Nesta sexta-feira, o ex-comandante do Exército Marco Antônio Freire Gomes é o último dos ex-chefes das Forças Armadas a prestar depoimento à PF, depois que a operação Tempus Veritatis revelou uma série de evidências da participação de Bolsonaro, ex-ministros e oficiais das Forças Armadas em uma tentativa de golpe de Estado.
Até aqui, mais de 20 pessoas já prestaram depoimento à Polícia Federal. O temor de parar atrás das grades é tão grande que um dos investigados se preparou para o pior: chegou para prestar depoimento, na semana passada, com uma mala de mão preparada para o caso de ser dada uma ordem de prisão e ele ter que sair da PF direto para a cadeia.
“Ainda nem começou a investigação de fato, e muitos acham que vão ser detidos”, diz um dos advogados que acompanham de perto os desdobramentos do caso.
Entre os defensores de oficiais das Forças Armadas e ex-integrantes do governo Bolsonaro impera a certeza de que a operação deve ter uma segunda fase, com mais medidas de busca e apreensão, atingindo novos alvos, após a análise do material coletado na primeira etapa.

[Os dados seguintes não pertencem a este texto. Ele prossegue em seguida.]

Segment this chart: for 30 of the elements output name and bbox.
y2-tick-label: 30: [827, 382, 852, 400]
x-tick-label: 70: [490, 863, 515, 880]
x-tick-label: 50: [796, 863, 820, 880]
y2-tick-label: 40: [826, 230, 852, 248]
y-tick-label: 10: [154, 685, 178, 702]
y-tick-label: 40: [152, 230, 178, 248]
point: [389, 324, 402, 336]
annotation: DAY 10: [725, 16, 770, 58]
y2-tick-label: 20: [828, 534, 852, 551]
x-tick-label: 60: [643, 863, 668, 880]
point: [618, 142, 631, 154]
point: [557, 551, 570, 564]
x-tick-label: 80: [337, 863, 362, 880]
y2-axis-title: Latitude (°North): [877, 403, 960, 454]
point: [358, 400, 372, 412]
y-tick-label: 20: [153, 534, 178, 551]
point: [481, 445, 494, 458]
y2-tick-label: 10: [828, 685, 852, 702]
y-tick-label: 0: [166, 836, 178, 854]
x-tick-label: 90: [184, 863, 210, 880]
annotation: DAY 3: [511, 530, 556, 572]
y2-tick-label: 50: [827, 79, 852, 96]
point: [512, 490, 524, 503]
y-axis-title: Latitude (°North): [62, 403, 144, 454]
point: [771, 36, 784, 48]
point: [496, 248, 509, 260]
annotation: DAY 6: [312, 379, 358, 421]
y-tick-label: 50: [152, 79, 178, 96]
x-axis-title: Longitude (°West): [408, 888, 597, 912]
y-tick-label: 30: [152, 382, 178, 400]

Por isso, apesar da tensão e das queixas de falta de acesso às provas, os investigados têm feito cálculos para não comprar brigas desnecessárias nem criar desgastes antecipados com o relator do caso, o todo poderoso ministro Alexandre de Moraes.
Moraes deixou um recado contundente na semana passada, quando Bolsonaro tentou adiar o depoimento, sob a alegação de que não havia obtido acesso à íntegra das provas reunidas no caso.

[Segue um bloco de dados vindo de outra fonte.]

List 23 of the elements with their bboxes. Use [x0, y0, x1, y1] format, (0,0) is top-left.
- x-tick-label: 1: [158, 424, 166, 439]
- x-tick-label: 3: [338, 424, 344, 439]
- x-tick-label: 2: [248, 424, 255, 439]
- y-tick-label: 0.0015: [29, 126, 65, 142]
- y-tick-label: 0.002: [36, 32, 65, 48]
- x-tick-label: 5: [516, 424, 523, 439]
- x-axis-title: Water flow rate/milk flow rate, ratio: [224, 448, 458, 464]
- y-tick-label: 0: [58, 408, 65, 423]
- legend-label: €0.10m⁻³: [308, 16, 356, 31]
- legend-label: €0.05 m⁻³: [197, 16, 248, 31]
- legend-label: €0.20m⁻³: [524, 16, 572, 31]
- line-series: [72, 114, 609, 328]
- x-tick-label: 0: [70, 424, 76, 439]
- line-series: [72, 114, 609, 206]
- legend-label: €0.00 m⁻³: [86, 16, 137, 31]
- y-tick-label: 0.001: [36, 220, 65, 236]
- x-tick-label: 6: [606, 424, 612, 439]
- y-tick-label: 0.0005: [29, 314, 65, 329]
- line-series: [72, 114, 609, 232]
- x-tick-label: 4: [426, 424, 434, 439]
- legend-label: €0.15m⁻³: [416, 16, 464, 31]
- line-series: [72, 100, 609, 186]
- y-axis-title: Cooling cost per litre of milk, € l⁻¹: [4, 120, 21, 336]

O ministro do STF negou o pedido duas vezes, destacando que a defesa do ex-presidente teve “acesso integral aos elementos de prova já documentados nos autos”, ressalvados o acesso às diligências em andamento e à delação explosiva de Mauro Cid, que fundamentou a operação.
Alvo preferencial dos ataques dos bolsonaristas, Moraes afirmou que o Supremo já firmou o entendimento de que a negativa de acesso a termos de colaboração premiada antes do recebimento de denúncia — ou seja, antes de o Ministério Público Federal apresentar formalmente uma acusação – não configura cerceamento de defesa, uma vez que o investigado “não detém direito a acessar informações associadas a diligências em curso ou em fase de deliberação”.
“Se o Alexandre de Moraes já negou tudo pro Bolsonaro, por que eu, que sou menor numa escala de importância, vou tentar a mesma estratégia? Esse momento não é de fazer embate nem ir pro confronto com o ministro”, calcula um advogado.
Investigados e seus advogados têm afirmado que não ter acesso ao inteiro teor da delação de Mauro Cid nem ao resultado da operação de busca e apreensão dificulta a construção de qualquer linha de defesa.
Um dos receios é o de tentar emplacar uma versão que venha a ser facilmente desmentida por um áudio, gravação ou mensagem revelada com as quebras de sigilo.
A garantia do acesso a trechos sigilosos de investigações é uma das medidas que vêm sendo discutidas por lideranças do Congresso no âmbito da PEC da Blindagem, que prevê uma série de ações em retaliação ao Supremo, como o fim do foro privilegiado.